What is Computational Science and Engineering (CSE)?

Rocket technology has been a key element in making space flight possible. However, space flight is very expensive and advances in propulsion systems are necessary to reduce costs. Traditionally, aerospace engineers look for different rocket configurations and propellants for testing in a long and expensive process. A more efficient alternative is to simulate different rocket designs in a computer and determine which one meets the performance goals. Applied mathematics provides the tools to analyze the mathematical model that describe the physics and chemistry inside the rocket. Computer science provides the methods todetermine the best algorithm and infrastructure to run the simulation.

CSE is a multidisciplinary topic, involving much more than just programming. For it to be applied effectively, three types of knowledge are necessary: knowledge of the domain of application; knowledge of mathematical modeling; knowledge of efficient implementation techniques. Often this means that CSE is a team effort, each member of the team contributing his or her own particular expertise. CSE differs from mathematics or computer science in that analysis and methodologies are directed specifically at the solution of problem classes from science and engineering [1].

CSE graduates experience a much broader training in theoretical and computational methods than graduates of the traditional programs. This broad education greatly enhances the flexibility of the graduates at the time of choosing a career [2]. Some examples for career paths are:

**Weather and climate prediction**

Future energy and environmental strategies will require unprecedented accuracy and resolution for understanding how global changes are related to events on regional scales where the impact on people and the environment is the greatest [1].

**Aerospace and automotive design**

Since the early days of computing, computational simulation has been used in the performance analysis and design of aircraft and car components. As computations become more sophisticated and computers more powerful, computational simulation is used as an essential tool in the complete design process [1].

**Biology**

CSE technologies are rapidly becoming indispensable to the biological and medical sciences. Simulation plays a major role in the conceptual development of medical devices, both those used in diagnostic procedures (electromagnetic, ultrasonic, etc.) and in design of artificial organs (hearts, kidneys, etc.) [1].

**Public service**

The evaluation of realistic estimates for the probability for major disasters and the simulation of their consequences become more and more important [2].

**Banking and insurance**

Both for insurance companies and for private and public banks the computer-based evaluation of math finance models plays an increasingly important role. In both cases the simulation of stochastic processes is of interest, for instance for estimating the probability for the occurrence of damage, the compilation of risk profiles for portfolios or the determination of the fair value of derivatives and the associated risk hedging by suitable counter transactions [2].

Up to early 20th century, mankind had to rely on mathematical analysis and was very successful in giving birth to basic theories like electrodynamics, quantum mechanics, and quantum chromodynamics. However, models for nonlinear physics such as fluid dynamics, nuclear interactions, and phenomena involving many variables like phase transitions and nanoengineering are too complex to be handled analytically. The mathematical complexity became a problem for the rapid advance of such scientific fields.

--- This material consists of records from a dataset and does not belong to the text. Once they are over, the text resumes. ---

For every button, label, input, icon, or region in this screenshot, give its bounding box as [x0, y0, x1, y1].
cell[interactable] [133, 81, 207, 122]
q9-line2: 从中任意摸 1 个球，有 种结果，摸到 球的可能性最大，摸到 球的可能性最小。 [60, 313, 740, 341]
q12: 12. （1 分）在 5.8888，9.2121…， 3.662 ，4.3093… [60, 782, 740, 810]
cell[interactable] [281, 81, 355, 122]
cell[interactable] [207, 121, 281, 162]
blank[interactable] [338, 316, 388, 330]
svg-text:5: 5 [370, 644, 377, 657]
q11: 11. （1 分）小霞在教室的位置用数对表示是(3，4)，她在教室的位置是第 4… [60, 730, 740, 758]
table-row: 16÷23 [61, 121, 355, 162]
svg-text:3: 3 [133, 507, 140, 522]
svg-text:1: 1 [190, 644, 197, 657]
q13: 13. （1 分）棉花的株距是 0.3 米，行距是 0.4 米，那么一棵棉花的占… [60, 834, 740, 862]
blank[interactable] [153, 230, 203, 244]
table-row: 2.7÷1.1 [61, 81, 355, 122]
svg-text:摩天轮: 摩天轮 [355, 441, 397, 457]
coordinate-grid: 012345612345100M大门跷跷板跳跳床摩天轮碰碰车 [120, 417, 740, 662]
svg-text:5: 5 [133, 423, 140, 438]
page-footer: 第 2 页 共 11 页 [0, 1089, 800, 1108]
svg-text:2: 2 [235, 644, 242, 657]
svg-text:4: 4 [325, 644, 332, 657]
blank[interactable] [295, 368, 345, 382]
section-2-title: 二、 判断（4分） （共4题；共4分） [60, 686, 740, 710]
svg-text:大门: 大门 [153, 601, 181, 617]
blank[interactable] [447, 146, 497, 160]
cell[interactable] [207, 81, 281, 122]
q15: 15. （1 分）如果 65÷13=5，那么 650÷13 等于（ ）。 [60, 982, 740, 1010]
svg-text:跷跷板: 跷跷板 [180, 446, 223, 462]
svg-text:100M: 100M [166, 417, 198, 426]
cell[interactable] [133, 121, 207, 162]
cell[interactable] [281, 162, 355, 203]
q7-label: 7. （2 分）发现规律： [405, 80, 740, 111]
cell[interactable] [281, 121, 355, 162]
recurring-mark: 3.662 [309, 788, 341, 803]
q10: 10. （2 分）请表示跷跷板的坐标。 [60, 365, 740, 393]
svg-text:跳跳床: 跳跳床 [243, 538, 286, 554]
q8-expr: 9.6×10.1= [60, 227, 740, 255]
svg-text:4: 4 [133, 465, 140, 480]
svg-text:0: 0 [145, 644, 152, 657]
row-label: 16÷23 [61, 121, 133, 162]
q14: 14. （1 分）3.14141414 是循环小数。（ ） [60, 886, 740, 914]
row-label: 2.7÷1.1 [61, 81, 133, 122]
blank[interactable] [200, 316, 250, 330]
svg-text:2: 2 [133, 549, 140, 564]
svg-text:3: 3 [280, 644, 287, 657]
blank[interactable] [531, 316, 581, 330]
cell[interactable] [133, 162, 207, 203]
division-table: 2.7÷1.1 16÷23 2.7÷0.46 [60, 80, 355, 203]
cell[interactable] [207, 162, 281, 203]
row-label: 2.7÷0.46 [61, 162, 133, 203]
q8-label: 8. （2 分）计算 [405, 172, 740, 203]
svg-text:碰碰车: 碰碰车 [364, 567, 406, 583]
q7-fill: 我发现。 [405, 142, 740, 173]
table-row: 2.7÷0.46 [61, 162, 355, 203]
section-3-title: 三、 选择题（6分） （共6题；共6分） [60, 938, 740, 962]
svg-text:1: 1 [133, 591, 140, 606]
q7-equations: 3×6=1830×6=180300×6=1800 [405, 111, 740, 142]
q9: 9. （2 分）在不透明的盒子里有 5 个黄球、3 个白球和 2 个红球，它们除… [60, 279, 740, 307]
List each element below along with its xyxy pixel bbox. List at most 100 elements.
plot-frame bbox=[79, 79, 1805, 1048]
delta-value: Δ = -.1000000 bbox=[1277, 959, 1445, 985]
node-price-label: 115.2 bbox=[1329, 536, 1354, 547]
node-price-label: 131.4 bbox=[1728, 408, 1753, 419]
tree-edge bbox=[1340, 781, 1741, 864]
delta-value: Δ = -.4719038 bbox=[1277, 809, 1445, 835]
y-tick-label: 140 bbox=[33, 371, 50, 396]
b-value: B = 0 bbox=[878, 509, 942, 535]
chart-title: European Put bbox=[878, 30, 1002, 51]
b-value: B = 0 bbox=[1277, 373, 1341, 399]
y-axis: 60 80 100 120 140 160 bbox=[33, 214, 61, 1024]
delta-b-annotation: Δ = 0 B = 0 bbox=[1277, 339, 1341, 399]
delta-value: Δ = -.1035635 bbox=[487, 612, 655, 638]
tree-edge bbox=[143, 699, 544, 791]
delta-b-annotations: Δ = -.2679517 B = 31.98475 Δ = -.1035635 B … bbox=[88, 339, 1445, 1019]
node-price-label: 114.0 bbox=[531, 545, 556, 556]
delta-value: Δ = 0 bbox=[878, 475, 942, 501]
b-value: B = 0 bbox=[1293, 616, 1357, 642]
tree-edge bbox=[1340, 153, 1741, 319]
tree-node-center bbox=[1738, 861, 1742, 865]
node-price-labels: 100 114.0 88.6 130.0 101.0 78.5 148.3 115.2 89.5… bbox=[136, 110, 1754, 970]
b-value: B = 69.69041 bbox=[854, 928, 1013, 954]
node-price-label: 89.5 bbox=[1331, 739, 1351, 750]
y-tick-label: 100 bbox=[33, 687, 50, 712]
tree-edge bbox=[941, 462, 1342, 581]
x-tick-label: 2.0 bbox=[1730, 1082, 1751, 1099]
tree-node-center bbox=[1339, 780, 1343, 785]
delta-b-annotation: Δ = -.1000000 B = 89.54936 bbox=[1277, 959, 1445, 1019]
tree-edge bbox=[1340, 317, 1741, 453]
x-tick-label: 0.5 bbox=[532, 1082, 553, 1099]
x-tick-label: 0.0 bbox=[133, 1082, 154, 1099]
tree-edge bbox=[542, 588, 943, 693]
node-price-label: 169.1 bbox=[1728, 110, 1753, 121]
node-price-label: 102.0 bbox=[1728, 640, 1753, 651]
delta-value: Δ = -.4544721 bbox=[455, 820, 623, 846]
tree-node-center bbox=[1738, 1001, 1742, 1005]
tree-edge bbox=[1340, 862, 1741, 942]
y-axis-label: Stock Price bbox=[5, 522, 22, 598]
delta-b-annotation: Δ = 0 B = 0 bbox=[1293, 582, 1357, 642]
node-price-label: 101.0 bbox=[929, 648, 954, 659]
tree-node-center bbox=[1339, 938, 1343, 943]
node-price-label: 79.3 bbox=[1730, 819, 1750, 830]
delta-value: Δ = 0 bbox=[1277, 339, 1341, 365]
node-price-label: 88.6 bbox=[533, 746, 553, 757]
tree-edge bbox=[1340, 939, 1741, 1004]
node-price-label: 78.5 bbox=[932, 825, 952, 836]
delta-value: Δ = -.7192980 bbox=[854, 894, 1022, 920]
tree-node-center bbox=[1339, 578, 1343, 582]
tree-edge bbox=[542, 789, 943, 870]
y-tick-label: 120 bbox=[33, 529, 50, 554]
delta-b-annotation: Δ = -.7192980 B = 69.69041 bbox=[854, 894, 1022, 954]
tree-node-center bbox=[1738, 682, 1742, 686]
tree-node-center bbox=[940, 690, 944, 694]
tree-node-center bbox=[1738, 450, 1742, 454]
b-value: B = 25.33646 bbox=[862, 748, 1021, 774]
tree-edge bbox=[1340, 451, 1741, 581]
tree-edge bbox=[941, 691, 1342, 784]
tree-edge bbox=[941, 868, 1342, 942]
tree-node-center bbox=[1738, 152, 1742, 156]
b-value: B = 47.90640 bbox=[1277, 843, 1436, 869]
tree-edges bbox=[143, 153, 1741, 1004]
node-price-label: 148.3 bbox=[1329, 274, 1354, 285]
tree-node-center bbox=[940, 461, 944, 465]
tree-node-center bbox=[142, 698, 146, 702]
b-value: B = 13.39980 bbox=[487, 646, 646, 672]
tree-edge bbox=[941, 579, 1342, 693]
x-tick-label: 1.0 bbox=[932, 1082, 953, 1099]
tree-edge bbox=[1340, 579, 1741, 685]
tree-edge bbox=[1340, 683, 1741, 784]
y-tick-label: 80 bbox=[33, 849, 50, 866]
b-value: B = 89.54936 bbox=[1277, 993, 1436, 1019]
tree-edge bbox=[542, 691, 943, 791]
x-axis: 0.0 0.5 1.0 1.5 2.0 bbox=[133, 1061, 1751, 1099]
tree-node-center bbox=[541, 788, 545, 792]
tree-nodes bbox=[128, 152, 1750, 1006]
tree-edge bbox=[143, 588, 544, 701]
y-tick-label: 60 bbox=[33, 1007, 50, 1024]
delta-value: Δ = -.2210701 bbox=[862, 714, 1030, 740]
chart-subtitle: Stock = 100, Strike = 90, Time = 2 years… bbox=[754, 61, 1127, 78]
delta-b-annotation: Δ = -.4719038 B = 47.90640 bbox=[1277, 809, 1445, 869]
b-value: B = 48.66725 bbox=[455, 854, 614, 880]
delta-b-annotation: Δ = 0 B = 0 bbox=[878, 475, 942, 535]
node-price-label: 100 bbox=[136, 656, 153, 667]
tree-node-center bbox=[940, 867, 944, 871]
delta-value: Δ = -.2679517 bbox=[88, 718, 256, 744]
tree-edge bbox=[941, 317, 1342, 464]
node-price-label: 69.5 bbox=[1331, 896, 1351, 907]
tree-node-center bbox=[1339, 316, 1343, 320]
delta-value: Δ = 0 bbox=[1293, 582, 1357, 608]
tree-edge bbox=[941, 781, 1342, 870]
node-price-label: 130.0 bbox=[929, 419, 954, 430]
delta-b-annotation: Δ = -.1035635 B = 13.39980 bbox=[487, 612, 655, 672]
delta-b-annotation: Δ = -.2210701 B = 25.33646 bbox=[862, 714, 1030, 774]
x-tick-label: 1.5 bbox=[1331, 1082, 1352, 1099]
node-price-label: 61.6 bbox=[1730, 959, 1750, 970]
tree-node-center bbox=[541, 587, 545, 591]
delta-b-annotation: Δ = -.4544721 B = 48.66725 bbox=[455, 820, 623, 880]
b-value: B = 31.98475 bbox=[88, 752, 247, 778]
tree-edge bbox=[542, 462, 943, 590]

During the late 20th century, the adoption of computers in the mainstream added tremendous leverage as tools to provide insights through simulation. The intellectual challenge to the present and the next generations of scientists and engineers is to achieve innovations and make breakthroughs at the frontiers of science and technology:

- frontier of extremely small scales (e.g. femtoworld, nanoworld)
- frontier of extremely large scales (e.g. astrophysics)
- frontier of extremely complex phenomena (e.g. life science, earth science, socio-economic dynamics)

At very small scales computer simulations can be used instead of actual experiments, which tend to be very expensive or impossible to arrange. Similarly at the very large scales, simulation is often the only feasible approach as it is not practical to use experiments at all. In the case of very complex processes there is often no agreed mathematical model or the available models are not amenable to analytical solution. In such cases, CSE allows rapid development of models and testing of hypotheses. Generally, computer simulations are often preferred as they allow to investigate the impact of varying model parameters and initial conditions, as well as providing meaningful visualizations of extremely complex data.

In addition to making fundamental advances in the sciences, CSE has been used successfully in industry in the development of new products. Private companies have reduced their research and development (R&D) costs by using CSE to streamline their operations. This gives them a competitive advantage that allows them to expand their markets and increase their revenue.